Now, don’t get me wrong, I don’t hate religion — I just know it’s not for me. In my thinking, there are 3 kinds of people in this world:

1) The intuitive person: This individual is able to take a VCR, toss the manual aside (because it’s confusing), and get things to work on his own because he realizes that this isn’t all that hard to figure out.

2) The manual reader: This person reads the VCR manual, follows the instructions, and gets things to work. He keeps the manual around for reference, and reads over it periodically, especially after power failures.

3) The manual reciter: This person can quote the manual backwards and forwards, but the clock on the VCR still blinks “12:00.”

And out of those choices, I’m a one.

So, with that in mind, religion and I have a mutual understanding — we keep out of each other’s hair. When we do reach points where we intersect, we try and keep things respectful. They don’t try and convert me, I don’t throw out my “Jesus on a stick! Get your red hot Jesus on a stick!” line when the altar boys carry the crucifix down the middle of the aisle. And that’s that. In fact, the last time I was in a church for a friend’s wedding, my friend Ang remarked, “Oh my! You’re in a church … and it doesn’t end it ‘Brew Works’.”

The only church youll see me worship in.

The only church you'll see me worship in.

So, I reassured Drey that I was still a heathen, and she was happy.

But then the reason for the absolute truth behind what Drey said popped up today. I was checking out the obits at work, and realized that one of my great-uncles had died.

Now, Uncle Em was like in his late 80s, and was married to an aunt who is a blood relative.
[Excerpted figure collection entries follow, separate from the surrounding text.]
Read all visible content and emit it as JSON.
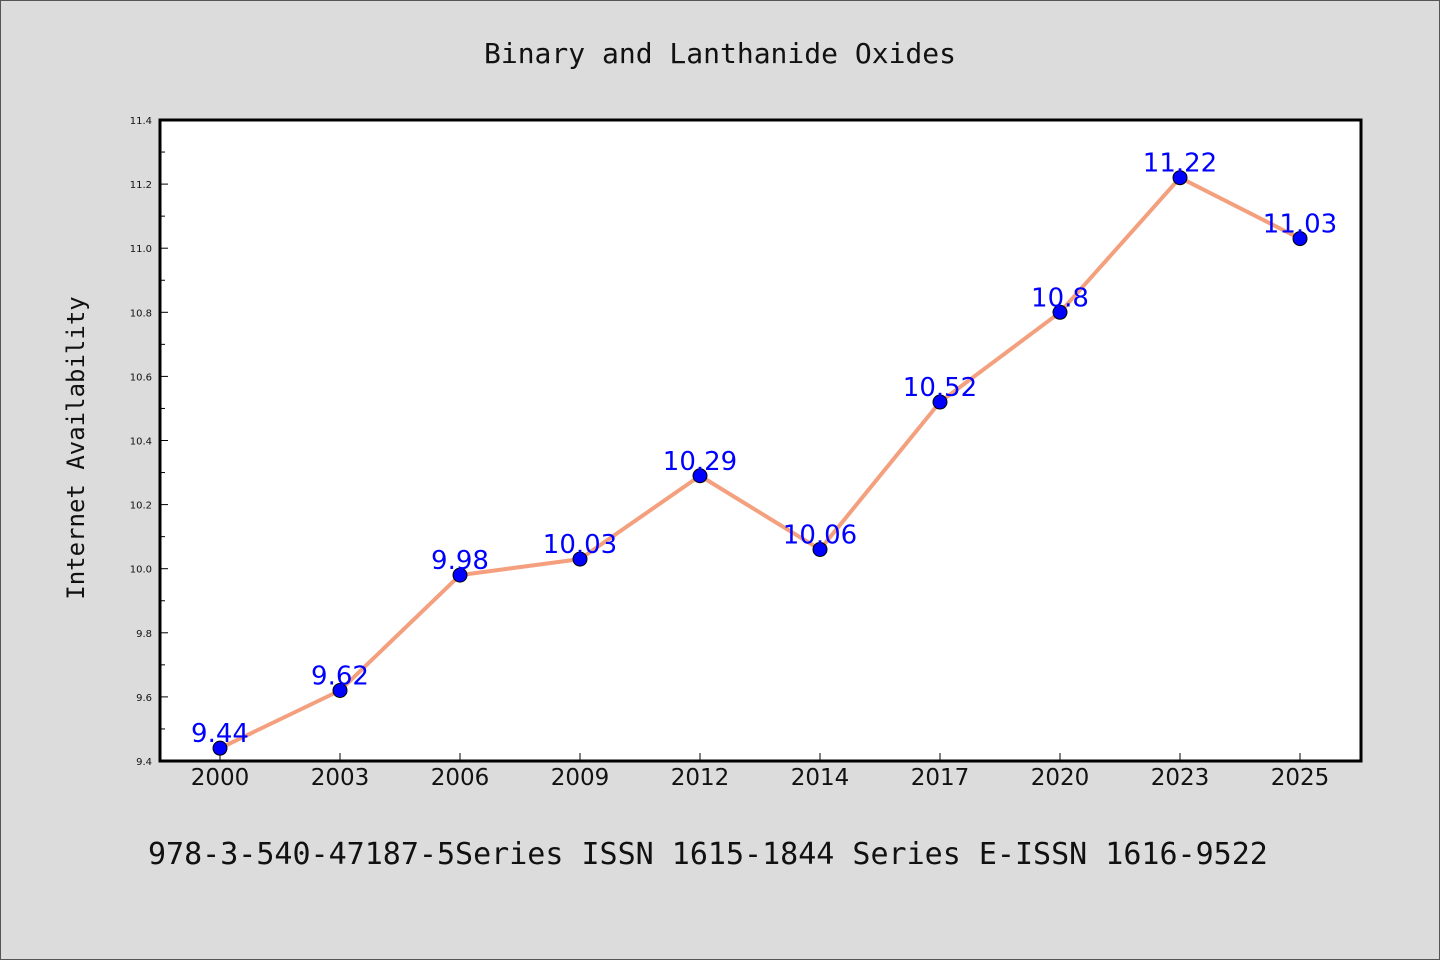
{
  "chart_data": {
    "type": "line",
    "title": "Binary and Lanthanide Oxides",
    "ylabel": "Internet Availability",
    "xlabel": "",
    "categories": [
      "2000",
      "2003",
      "2006",
      "2009",
      "2012",
      "2014",
      "2017",
      "2020",
      "2023",
      "2025"
    ],
    "series": [
      {
        "values": [
          9.44,
          9.62,
          9.98,
          10.03,
          10.29,
          10.06,
          10.52,
          10.8,
          11.22,
          11.03
        ],
        "data_labels": [
          "9.44",
          "9.62",
          "9.98",
          "10.03",
          "10.29",
          "10.06",
          "10.52",
          "10.8",
          "11.22",
          "11.03"
        ],
        "line_color": "#f4a07e",
        "marker_color": "#0000ff"
      }
    ],
    "yticks": [
      "9.4",
      "9.6",
      "9.8",
      "10.0",
      "10.2",
      "10.4",
      "10.6",
      "10.8",
      "11.0",
      "11.2",
      "11.4"
    ],
    "ylim": [
      9.4,
      11.4
    ],
    "grid": false,
    "legend": "none"
  },
  "footer": {
    "text": "978-3-540-47187-5Series ISSN 1615-1844 Series E-ISSN 1616-9522"
  },
  "colors": {
    "background": "#dcdcdc",
    "plot_background": "#ffffff",
    "axis": "#000000"
  }
}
For whatever reason, my great-aunts seemed to have  married men who were mostly duds, and he could easily be counted as one of them. Not so much an uncle as someone who just tagged along and fathered a couple cousins. In my life (and I spent a lot of time chatting with my aunt, who lived like 6 houses away), I think I’ve heard him say 5 sentences. Other than that, it was always, “Huh?” One of those “can’t hear but won’t get a hearing aid” kind of people.

When I realized that it was him, here’s what I said:

“Oh shit! My uncle Em died!”
*quick reflection*
“Oh well, no big loss.”
*quick realization*
“Fuck, I have to go to a funeral now.”

Super Mario, tears in her eyes from laughter, managed to squeek out a “What the fuck is wrong with you?”

Yeah Drey, you’re right — “Mofo, you ain’t bein’ saved.”